Reading is a joy. It allows you to retreat into yourself and conjure up your own images, without them being beamed directly at you. 

It doesn't matter if you're reading Archer or Zola, reading is good for you in so many ways. 

So I was intrigued to see an article on the Guardian website that states that 'time for serious reading appears to be getting more and more pinched'.

The author claims that no-one really reads the likes of War & Peace any more, because there's too much stuff going on in their lives – in other words, we're being bombarded by media all day and can never switch off.

But is that really the case? Do people genuinely not have time to read because they're spending so much time on the internet, watching TV or playing computer games?

In my experience, if you've been brought up reading, then you'll carry on reading. Certain people may sniff at the likes of Dan Brown and JK Rowling for not being well-enough written, but at least they encourage people to read. 

It doesn't matter if it's trash (and that's not a pejorative use of the word) or high-art, books are books. If you're reading fiction especially, reading means you switch off from everything else and go into your own world – and there's nothing wrong with that. 

Back to the Guardian article and the author discovers countless books that he hasn't managed to finish. He's naturally horrified by this and wonders:
 
How could it be that someone who loved fiction enough to study it at Masters level, teach it, and then go on to write it for a living had become so distracted from the garden of literature?

And here's where he's missing the point. He seems to lay the blame squarely at the foot of the emerging world of technology.

But that's surely a convenient excuse. We all know the feeling when we get totally immersed in a book and can't put it down till it's finished. It's the same feeling when you find a great TV show that you like and you want to buy the box-set and watch it from start to finish.  

If people aren't doing that with books, it's because the writing just isn't good enough. If you don't like a TV programme, you tend not to bother watching it all the way through. You switch over or switch off. 

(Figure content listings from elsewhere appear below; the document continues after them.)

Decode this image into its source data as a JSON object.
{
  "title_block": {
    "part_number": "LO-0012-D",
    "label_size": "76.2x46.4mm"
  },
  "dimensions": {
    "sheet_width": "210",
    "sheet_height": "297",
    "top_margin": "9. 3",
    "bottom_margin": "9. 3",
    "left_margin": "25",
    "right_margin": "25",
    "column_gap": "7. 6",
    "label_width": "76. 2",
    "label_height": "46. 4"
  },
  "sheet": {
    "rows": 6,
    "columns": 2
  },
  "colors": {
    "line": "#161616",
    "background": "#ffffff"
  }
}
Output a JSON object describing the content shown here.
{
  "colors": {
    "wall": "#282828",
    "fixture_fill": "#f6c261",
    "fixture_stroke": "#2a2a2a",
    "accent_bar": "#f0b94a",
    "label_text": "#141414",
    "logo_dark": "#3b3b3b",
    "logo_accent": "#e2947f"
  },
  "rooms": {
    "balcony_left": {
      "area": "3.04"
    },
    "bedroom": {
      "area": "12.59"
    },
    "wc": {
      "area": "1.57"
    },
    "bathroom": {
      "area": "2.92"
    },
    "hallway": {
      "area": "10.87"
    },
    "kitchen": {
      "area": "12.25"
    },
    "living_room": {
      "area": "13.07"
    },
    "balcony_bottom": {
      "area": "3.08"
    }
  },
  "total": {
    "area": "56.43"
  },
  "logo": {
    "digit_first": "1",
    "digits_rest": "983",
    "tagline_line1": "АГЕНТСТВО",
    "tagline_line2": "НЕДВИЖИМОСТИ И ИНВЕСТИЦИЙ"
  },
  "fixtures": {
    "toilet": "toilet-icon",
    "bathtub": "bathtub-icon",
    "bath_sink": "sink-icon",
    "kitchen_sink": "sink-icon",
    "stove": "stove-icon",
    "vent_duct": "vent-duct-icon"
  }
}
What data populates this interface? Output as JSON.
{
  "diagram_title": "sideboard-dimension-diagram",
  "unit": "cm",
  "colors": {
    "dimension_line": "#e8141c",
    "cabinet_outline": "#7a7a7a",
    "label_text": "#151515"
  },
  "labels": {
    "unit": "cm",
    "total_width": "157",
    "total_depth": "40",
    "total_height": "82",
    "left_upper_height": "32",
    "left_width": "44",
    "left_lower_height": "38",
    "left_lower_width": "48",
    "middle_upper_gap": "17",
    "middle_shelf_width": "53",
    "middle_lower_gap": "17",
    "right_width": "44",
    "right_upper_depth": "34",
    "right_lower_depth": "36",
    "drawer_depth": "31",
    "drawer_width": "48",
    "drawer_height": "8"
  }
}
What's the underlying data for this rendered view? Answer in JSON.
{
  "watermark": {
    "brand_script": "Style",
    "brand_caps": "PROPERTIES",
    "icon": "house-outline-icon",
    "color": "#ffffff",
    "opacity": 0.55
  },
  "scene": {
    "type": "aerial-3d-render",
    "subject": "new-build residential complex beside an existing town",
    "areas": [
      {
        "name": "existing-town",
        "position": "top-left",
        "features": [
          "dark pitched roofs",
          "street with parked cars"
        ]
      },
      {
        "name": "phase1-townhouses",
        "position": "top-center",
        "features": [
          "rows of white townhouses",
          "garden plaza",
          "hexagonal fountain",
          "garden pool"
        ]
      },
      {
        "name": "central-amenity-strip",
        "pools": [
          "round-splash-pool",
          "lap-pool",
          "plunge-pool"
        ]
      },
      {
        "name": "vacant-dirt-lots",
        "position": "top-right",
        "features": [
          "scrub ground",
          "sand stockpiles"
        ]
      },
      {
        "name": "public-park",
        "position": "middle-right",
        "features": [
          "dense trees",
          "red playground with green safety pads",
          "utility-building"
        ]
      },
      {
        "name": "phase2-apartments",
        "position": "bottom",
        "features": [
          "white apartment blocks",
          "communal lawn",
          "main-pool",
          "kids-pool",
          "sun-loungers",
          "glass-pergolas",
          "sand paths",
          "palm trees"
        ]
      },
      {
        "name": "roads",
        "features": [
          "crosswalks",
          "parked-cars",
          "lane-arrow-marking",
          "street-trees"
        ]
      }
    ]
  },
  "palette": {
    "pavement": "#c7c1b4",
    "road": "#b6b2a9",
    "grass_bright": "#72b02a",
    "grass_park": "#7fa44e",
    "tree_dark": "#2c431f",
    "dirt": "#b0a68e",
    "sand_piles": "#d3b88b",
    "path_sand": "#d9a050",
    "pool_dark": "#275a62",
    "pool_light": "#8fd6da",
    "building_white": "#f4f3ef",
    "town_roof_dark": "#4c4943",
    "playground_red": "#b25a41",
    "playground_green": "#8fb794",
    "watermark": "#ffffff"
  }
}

If you don't like music, you find something else to listen to. Why should books be any different? I know I haven't got time to waste on a book that's not engaging me, because there are so many out there that I haven't tried yet. 

You don't win any medals for ploughing through War & Peace, just because it's an acknowledged classic. And anyway, no-one else has read it anyway, so you can't exactly have a decent conversation about it, can you?